Even if complex information can be codified, there are still problems with attempting to store it all in a large, centralised database. One global management consultancy, for instance, has set up a worldwide KM system, but local staff find it difficult to codify their own information into the global template and also find it difficult to access information in the system.
"One of the premises of that type of KM is that it provides a central device for managers, providing easy access to information, but there is a lot of work involved to get technology to do that," Nathan says. "It is difficult to get the information out of people's heads or hard drives, because it is all about people sharing and not everyone wants to play ball."
One answer to these problems is to move away from the idea of KM towards the idea of expertise management. "Rather than trying to take the information, instead you have systems linking the people who have that information," explains Nathan. He says this approach is already being used in some UK organisations, such as the central government department that has set up a system in which policy advisers can have as much unstructured storage space as they want - until they are working on standard policy documents, such as memos and reports, which have to follow a clear template and are stored in a carefully-structured environment.
This type of two-tier approach may already be informally in place in many organisations, where the controlled strictures of a KM system often prove too difficult for staff to use easily on a daily basis. "If there is one clear lesson, it is that IT allows everyone to develop their own system, with a strong element of personal choice and preference," says Nathan. "It is impossible to change that except through a heavily controlled and proscribed environment."
Finding a path between the anarchy of personal information and the Big Brother scenario of centralised information is the challenge that now faces a growing number of UK firms. The answers are likely to be as various as the organisations themselves.
The Knowledge Entrepreneur: how your business can create, manage and profit from intellectual capital, by Colin Coulson-Thomas, is published by Kogan Page Business Books
Case study: Fox Hayes
Fox Hayes is a thriving legal firm that has grown by 600% in the past six years. Based in Leeds, it employs 150 staff and sees technology in general, and its approach to information in particular, as a way to help it compete against much larger law firms with the ability to invest much greater amounts in their IT.
"We are very much internet-based at the moment," says Ian Coupland, head of the firm's commercial litigation department and head of IT strategy. "We have continued to upgrade our systems and have a lot more web-based information access for clients and suppliers. We take a lot of our instructions over the web and we use online case management. It is all about being more efficient."

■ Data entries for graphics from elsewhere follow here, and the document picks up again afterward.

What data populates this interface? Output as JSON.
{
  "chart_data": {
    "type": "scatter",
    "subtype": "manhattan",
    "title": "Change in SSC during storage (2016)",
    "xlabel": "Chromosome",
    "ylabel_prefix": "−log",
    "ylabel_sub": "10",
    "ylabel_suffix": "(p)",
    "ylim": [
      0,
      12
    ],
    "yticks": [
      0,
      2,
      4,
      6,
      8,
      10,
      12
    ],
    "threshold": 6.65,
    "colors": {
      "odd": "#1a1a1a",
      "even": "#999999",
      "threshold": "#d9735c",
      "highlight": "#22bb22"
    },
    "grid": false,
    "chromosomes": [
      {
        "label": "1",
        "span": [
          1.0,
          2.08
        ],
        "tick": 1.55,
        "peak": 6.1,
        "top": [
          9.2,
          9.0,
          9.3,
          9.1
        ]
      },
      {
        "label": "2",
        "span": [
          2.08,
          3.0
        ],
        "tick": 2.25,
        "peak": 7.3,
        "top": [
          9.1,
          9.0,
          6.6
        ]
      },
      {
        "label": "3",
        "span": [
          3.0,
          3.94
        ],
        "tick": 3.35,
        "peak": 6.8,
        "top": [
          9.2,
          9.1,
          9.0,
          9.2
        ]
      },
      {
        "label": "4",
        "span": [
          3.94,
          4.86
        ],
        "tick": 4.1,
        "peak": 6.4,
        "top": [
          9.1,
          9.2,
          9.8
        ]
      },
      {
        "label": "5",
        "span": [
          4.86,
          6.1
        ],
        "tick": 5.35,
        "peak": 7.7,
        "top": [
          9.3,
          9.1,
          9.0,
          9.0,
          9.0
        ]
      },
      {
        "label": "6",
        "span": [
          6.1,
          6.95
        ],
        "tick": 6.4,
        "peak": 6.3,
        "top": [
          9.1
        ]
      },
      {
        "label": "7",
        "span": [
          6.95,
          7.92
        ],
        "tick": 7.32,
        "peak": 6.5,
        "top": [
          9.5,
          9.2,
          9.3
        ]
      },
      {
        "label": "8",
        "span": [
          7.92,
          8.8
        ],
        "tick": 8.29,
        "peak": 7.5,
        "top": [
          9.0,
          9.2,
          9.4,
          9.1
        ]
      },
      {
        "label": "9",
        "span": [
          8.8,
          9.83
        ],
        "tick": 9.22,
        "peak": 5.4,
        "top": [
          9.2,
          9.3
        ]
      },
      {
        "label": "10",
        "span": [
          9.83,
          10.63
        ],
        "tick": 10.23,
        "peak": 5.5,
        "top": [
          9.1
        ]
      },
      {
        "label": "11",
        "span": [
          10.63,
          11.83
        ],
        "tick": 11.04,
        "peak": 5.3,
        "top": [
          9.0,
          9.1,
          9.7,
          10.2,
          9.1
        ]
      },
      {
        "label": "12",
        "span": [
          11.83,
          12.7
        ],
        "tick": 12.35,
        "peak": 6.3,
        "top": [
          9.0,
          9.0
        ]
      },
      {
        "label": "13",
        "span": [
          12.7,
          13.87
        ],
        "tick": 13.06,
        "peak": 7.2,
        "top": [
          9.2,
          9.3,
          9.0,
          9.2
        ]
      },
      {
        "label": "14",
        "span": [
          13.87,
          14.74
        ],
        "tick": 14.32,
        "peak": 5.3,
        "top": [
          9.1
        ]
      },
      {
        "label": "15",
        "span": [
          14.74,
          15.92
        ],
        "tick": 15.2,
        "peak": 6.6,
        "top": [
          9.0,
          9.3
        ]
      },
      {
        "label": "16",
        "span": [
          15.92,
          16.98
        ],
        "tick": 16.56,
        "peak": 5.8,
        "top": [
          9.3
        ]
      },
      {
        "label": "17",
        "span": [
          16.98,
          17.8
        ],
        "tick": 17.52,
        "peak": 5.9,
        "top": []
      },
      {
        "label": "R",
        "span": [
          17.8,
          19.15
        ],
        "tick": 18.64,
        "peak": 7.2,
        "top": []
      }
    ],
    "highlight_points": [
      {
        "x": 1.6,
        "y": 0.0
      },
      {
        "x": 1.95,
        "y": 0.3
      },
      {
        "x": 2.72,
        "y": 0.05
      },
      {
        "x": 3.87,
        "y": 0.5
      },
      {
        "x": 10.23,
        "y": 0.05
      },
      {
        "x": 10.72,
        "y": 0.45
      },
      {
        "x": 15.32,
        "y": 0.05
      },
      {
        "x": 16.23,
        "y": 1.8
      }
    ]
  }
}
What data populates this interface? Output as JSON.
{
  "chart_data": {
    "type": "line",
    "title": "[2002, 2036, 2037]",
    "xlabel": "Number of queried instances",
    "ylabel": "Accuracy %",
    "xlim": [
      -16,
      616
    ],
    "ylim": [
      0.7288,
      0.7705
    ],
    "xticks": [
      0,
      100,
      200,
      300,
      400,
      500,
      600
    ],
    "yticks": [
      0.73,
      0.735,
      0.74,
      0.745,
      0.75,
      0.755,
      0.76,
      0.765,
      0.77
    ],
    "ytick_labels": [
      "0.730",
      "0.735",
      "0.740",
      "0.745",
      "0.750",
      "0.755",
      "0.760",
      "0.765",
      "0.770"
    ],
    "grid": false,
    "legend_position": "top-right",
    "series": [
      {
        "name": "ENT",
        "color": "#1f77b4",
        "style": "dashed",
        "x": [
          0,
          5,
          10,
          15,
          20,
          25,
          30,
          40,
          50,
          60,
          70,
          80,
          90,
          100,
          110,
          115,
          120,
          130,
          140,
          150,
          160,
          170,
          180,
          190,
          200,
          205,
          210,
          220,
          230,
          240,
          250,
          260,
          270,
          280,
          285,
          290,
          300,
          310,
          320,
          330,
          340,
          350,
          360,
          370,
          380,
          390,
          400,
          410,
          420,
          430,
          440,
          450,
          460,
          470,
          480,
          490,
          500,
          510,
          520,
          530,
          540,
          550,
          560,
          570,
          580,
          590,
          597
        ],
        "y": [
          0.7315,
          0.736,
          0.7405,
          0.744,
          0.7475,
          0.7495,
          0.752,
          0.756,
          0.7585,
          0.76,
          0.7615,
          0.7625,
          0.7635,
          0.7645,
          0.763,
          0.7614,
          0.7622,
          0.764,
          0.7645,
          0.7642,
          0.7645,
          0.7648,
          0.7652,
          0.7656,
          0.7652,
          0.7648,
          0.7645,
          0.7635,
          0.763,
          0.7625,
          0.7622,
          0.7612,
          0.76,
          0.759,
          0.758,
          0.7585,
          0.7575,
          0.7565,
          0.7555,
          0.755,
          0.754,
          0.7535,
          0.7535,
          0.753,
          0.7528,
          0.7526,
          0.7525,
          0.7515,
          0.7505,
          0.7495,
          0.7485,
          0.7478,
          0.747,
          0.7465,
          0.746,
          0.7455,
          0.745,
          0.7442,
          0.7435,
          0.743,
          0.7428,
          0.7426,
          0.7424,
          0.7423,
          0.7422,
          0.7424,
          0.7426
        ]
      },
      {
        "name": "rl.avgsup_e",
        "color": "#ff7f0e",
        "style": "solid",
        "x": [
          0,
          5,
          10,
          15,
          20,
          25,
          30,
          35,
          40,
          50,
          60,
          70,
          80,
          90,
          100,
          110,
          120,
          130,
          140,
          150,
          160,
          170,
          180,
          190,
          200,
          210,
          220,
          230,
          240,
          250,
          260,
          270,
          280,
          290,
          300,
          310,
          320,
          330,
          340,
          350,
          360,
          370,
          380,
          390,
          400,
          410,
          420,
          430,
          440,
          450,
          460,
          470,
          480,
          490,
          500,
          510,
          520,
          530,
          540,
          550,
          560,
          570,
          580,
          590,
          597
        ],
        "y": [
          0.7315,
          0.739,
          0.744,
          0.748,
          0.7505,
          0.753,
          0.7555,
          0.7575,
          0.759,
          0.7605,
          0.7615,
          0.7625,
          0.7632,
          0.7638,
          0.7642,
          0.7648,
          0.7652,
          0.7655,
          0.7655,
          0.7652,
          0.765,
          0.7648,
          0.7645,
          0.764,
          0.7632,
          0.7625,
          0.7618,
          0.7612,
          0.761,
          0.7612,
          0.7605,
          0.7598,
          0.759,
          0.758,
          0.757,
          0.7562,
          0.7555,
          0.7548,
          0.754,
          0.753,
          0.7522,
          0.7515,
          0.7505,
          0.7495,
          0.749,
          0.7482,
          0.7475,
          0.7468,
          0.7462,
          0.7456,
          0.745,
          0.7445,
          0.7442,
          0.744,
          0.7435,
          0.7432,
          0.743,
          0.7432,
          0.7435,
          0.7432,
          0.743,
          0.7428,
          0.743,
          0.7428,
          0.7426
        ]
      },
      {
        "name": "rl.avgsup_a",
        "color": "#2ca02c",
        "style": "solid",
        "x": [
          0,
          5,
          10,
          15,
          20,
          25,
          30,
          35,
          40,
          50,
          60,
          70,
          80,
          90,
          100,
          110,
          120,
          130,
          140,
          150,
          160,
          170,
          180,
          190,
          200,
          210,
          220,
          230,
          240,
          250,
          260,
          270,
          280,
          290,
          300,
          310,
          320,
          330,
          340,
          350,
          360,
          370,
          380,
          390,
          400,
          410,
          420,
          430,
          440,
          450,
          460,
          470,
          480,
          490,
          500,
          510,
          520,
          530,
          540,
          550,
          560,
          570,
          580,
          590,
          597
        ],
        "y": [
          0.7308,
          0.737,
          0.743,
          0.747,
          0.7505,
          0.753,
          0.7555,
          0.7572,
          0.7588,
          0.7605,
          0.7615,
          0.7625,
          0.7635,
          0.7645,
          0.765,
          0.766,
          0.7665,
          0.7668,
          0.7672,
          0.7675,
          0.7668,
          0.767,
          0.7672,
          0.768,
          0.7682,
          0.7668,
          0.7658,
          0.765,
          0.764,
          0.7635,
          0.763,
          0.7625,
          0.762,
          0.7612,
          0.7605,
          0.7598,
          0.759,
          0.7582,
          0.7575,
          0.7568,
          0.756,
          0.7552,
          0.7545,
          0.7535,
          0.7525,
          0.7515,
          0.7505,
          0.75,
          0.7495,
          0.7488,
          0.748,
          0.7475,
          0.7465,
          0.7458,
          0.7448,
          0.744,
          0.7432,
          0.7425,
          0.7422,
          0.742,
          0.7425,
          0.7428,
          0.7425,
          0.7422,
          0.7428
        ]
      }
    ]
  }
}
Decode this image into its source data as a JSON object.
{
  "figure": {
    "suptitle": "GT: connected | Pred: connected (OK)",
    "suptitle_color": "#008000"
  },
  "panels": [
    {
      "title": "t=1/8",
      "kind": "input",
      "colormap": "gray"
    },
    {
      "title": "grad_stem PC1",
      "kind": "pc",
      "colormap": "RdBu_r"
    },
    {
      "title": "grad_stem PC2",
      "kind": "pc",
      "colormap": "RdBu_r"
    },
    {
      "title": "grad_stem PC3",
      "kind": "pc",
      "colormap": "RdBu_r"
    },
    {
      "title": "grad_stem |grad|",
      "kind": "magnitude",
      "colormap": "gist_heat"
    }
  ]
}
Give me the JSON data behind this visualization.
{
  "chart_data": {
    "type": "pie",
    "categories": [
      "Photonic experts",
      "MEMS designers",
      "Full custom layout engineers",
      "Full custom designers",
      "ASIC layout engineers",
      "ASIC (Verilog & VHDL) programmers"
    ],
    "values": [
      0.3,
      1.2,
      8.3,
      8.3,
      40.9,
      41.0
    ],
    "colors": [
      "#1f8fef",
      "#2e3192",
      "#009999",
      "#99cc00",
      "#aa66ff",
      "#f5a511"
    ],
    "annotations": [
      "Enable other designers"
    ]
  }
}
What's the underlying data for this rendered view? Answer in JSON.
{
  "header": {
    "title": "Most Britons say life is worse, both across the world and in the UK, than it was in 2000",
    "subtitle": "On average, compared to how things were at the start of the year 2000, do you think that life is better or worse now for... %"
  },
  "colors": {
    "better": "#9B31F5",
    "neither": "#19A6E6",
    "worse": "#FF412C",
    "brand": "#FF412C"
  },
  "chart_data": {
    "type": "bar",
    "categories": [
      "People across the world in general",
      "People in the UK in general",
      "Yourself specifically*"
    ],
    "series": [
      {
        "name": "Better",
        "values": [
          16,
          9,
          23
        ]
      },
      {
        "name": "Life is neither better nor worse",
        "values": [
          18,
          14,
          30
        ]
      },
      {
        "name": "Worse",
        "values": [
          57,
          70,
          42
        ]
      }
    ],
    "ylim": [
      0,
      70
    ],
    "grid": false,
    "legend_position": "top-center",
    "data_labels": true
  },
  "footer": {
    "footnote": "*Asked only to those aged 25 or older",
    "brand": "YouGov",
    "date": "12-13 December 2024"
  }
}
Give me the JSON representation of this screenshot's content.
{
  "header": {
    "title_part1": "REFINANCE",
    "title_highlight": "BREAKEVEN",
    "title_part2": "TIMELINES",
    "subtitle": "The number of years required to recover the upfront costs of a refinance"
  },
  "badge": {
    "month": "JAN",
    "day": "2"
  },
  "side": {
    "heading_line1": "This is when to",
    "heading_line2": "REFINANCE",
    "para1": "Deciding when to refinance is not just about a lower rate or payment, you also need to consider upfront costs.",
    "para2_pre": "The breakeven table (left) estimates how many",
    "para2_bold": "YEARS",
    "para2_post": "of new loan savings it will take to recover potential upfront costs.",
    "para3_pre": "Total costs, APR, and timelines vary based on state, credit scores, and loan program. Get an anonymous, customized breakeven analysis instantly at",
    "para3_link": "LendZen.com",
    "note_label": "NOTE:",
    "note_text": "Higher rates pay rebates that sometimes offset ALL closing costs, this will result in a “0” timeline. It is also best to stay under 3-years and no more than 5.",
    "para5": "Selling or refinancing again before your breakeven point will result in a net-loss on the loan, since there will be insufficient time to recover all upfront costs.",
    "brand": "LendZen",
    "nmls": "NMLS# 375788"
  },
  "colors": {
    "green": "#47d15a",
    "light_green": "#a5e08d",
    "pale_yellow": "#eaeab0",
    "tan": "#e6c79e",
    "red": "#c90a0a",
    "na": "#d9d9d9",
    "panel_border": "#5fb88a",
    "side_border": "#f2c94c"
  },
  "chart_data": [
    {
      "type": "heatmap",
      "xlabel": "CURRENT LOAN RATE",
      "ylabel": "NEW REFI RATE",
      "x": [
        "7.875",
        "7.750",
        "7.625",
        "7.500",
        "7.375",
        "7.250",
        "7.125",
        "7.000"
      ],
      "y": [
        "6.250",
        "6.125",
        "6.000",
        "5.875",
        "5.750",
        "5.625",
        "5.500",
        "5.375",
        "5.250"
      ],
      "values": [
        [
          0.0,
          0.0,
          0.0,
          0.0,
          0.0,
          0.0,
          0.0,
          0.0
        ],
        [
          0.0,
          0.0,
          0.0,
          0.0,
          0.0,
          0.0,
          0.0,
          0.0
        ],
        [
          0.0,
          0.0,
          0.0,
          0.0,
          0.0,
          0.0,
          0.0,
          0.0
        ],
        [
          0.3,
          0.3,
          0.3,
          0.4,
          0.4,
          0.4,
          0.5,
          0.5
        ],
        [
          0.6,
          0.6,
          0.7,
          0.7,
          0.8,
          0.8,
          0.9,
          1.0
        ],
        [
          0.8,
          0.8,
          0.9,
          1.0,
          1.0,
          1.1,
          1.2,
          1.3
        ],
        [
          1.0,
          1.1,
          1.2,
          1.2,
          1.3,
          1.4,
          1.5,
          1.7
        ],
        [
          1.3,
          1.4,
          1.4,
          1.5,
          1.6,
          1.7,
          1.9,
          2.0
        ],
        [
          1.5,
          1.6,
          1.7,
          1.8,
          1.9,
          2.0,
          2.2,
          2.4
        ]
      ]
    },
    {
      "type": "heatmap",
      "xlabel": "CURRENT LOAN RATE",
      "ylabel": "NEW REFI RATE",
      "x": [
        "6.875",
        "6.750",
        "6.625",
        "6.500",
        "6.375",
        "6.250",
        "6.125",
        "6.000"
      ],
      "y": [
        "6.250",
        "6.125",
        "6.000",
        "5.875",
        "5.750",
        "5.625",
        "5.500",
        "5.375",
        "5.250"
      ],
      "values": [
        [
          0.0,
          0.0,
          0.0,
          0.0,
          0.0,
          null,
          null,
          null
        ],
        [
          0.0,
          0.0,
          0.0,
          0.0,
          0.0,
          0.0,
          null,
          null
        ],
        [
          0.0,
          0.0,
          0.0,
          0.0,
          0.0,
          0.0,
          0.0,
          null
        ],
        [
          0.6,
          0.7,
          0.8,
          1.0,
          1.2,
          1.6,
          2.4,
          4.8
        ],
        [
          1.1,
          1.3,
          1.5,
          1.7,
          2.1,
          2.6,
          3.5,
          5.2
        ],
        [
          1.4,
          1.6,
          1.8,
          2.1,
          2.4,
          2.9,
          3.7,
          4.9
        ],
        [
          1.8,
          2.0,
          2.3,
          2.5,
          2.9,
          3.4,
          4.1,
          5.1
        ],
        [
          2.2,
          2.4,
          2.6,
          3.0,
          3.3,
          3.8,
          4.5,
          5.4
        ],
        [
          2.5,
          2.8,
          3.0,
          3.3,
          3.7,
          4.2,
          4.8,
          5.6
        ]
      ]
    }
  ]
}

While larger firms may have more money to invest, Coupland believes it is possible for smaller firms to compete, as long as they remain forward-thinking.
He says Fox Hayes has a KM strategy, rather than a KM system, which includes not just the firm's intranet, internet and document-management systems, but also the whole spread of its networking, including wireless and the use of virtual private network, to enable staff to work from home.
"Communications are key," says Coupland. "We have concentrated on our end-user service and that depends on our communications, both internally and externally. The internet is crucial and speed is vital."
Try to think about how expertise works in your company
Linking the experts may work better than trying to get down all the information in a central store
Small, focused KM projects are likely to work better than large, diffuse schemes
Understand the cultural issues - if it is not in people's interest to share information, they will be reluctant to use a KM system
A two-tier approach may work better for some organisations.